What a Recession Costs
“Sure, recessions are bad. But the recession will go away. The deficit might ruin the country, and too much money might cause inflation, so we should bite the bullet and let ride the recession out.”
It’s not a popular sentiment, but one I hear sometimes. Recessions heal naturally, right? And unemployment, while bad, isn’t THAT bad, right? But running big deficits…well that’s REALLY bad. Excuse me while I wash out my ears. This mind-set does HUGE damage to the economy, which is already running pretty sour at the moment.
How much damage are we talking about?
We have a decent way of looking at this in economics called the “output gap.” The output gap means the difference between what the economy COULD be producing and what it IS producing. For example, if the US economy can churn out $14 trillion worth of goods but only produces $10 trillion, we have a $4 trillion output gap. We’re suffering, in the sense that we are underproducing things like hospitals, cars, houses, clothing, etc. And this fall in GDP leads to unemployment, increased poverty, higher budget deficits, bankruptcies, all sorts of bad things.

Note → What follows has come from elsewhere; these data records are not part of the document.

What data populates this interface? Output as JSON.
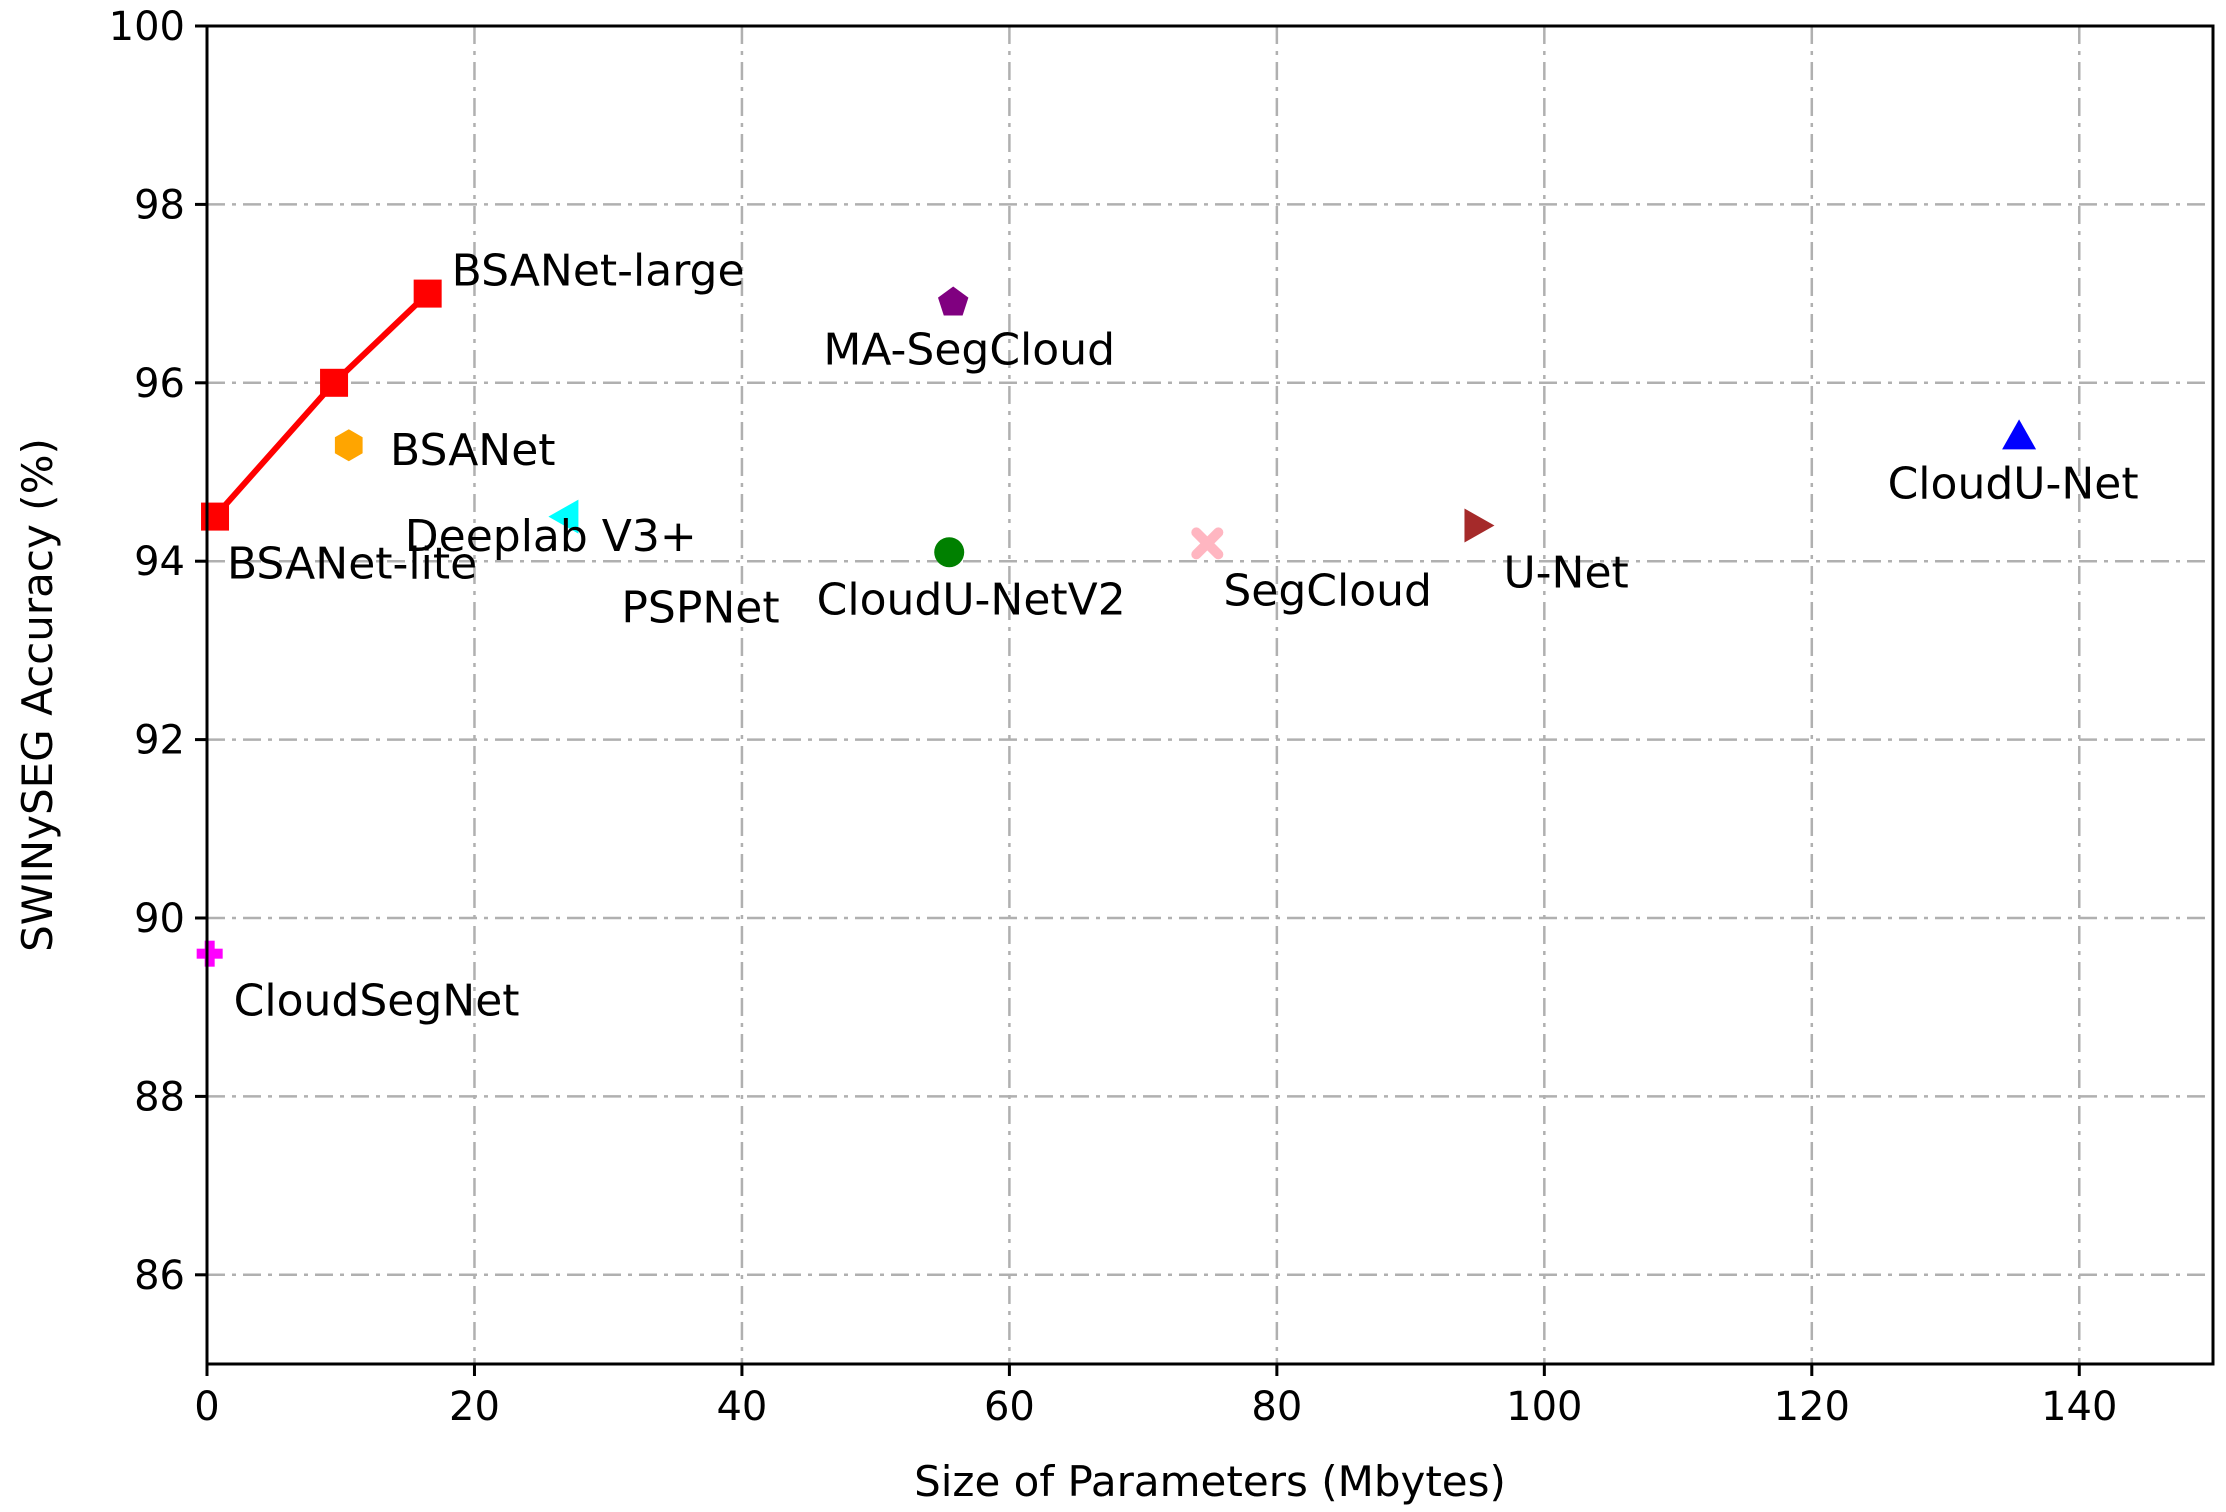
{
  "chart_data": {
    "type": "scatter",
    "xlabel": "Size of Parameters (Mbytes)",
    "ylabel": "SWINySEG Accuracy (%)",
    "xlim": [
      0,
      150
    ],
    "ylim": [
      85,
      100
    ],
    "xticks": [
      0,
      20,
      40,
      60,
      80,
      100,
      120,
      140
    ],
    "yticks": [
      86,
      88,
      90,
      92,
      94,
      96,
      98,
      100
    ],
    "grid": true,
    "line_series": {
      "color": "#ff0000",
      "points": [
        {
          "x": 0.6,
          "y": 94.5
        },
        {
          "x": 9.5,
          "y": 96.0
        },
        {
          "x": 16.5,
          "y": 97.0
        }
      ]
    },
    "points": [
      {
        "name": "BSANet-lite",
        "x": 0.6,
        "y": 94.5,
        "marker": "square",
        "color": "#ff0000",
        "label_anchor": "below-right"
      },
      {
        "name": "BSANet",
        "x": 9.5,
        "y": 96.0,
        "marker": "square",
        "color": "#ff0000",
        "label_anchor": "below-right"
      },
      {
        "name": "BSANet-large",
        "x": 16.5,
        "y": 97.0,
        "marker": "square",
        "color": "#ff0000",
        "label_anchor": "above-right"
      },
      {
        "name": "Deeplab V3+",
        "x": 10.6,
        "y": 95.3,
        "marker": "hexagon",
        "color": "#ffa500",
        "label_anchor": "below-right"
      },
      {
        "name": "PSPNet",
        "x": 26.8,
        "y": 94.5,
        "marker": "triangle-left",
        "color": "#00ffff",
        "label_anchor": "below-right"
      },
      {
        "name": "MA-SegCloud",
        "x": 55.8,
        "y": 96.9,
        "marker": "pentagon",
        "color": "#800080",
        "label_anchor": "below"
      },
      {
        "name": "CloudU-NetV2",
        "x": 55.5,
        "y": 94.1,
        "marker": "circle",
        "color": "#008000",
        "label_anchor": "below"
      },
      {
        "name": "SegCloud",
        "x": 74.8,
        "y": 94.2,
        "marker": "x-filled",
        "color": "#ffb6c1",
        "label_anchor": "below-right"
      },
      {
        "name": "U-Net",
        "x": 95.0,
        "y": 94.4,
        "marker": "triangle-right",
        "color": "#a52a2a",
        "label_anchor": "below-right"
      },
      {
        "name": "CloudU-Net",
        "x": 135.5,
        "y": 95.4,
        "marker": "triangle-up",
        "color": "#0000ff",
        "label_anchor": "below"
      },
      {
        "name": "CloudSegNet",
        "x": 0.2,
        "y": 89.6,
        "marker": "plus-filled",
        "color": "#ff00ff",
        "label_anchor": "below-right"
      }
    ]
  }
}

Though measured by GDP, an output gap is NOT the same thing as a recession (which is also measured in-part by GDP). Recessions are periods where GDP and business activity are declining. When GDP starts rising again, the recession is over. Even if we still have 10% unemployment. Even if we’re under producing by $100 trillion. Even if aliens are invading Earth, we’re still out of a recession as long as we start producing an extra car each day. The output gap persists.
See this graph:
The recession lasts for only a period of time. But even we are technically growing again, we never catch up with our potential.
Such is the situation we are in right now, which is why things feel so crappy. Though the recession is technically over, unemployment actually went up last month. And we’re still feeling poor, and we’re still running giant deficits, etc. Because we are still in the middle of a GIANT output gap. Any economic growth we have right now is incapable of catching up to what we have. This is because our potential GDP grows at about 3% per year, while our actual growth is closer to 1% or 2%.
Meaning the output gap, already large, is growing. Things aren’t getting better. They are getting worse. This is why unemployment can rise.
How big is this output gap anyways? This year, we’re estimating $900 billion, on top of even larger gap (over $1 trillion) in 2009. And since the output gap is growing, it’ll be over $1 trillion again in 2011. So, between these three years, and then 2008, we’re talking $3 trillion in damage, easy. That’s almost $10,000 for every single person in America.
That’s JUST through 2011. The output gap will certainly continue through 2012 to some level. It will probably continue through 2013. Most estimates suggest it will continue until 2017 (though such long-term estimates are closer to witch-craft than responsible economics, in my most humble opinion). It could continue until 2020.
So, really, we’re talking about trillions and trillions of dollars in damage from this recession. VERYYYY bad.
And that’s assuming potential GDP DOES continue that 3% path, which is an assumption that the recession isn’t doing ANY damage to our long-term growth. That…may be unreasonable. Some of those trillions of dollars in damage will be research and development that will be delayed. Some of it will be factories. Some of it will be education, as students are unable to afford college. Some of it will be workers that fall out of the labor force because they can’t keep up with a changing workforce, moving the “normal” unemployment rate up from 4% or 5% to 6% or 7%. We will be set behind years, forever.
This recession is costing us a lot of money. And priority number one should be digging us out of this hole, so we can mitigate the damage to somewhere around $3 trillion, rather than $5 trillion or even $10 trillion.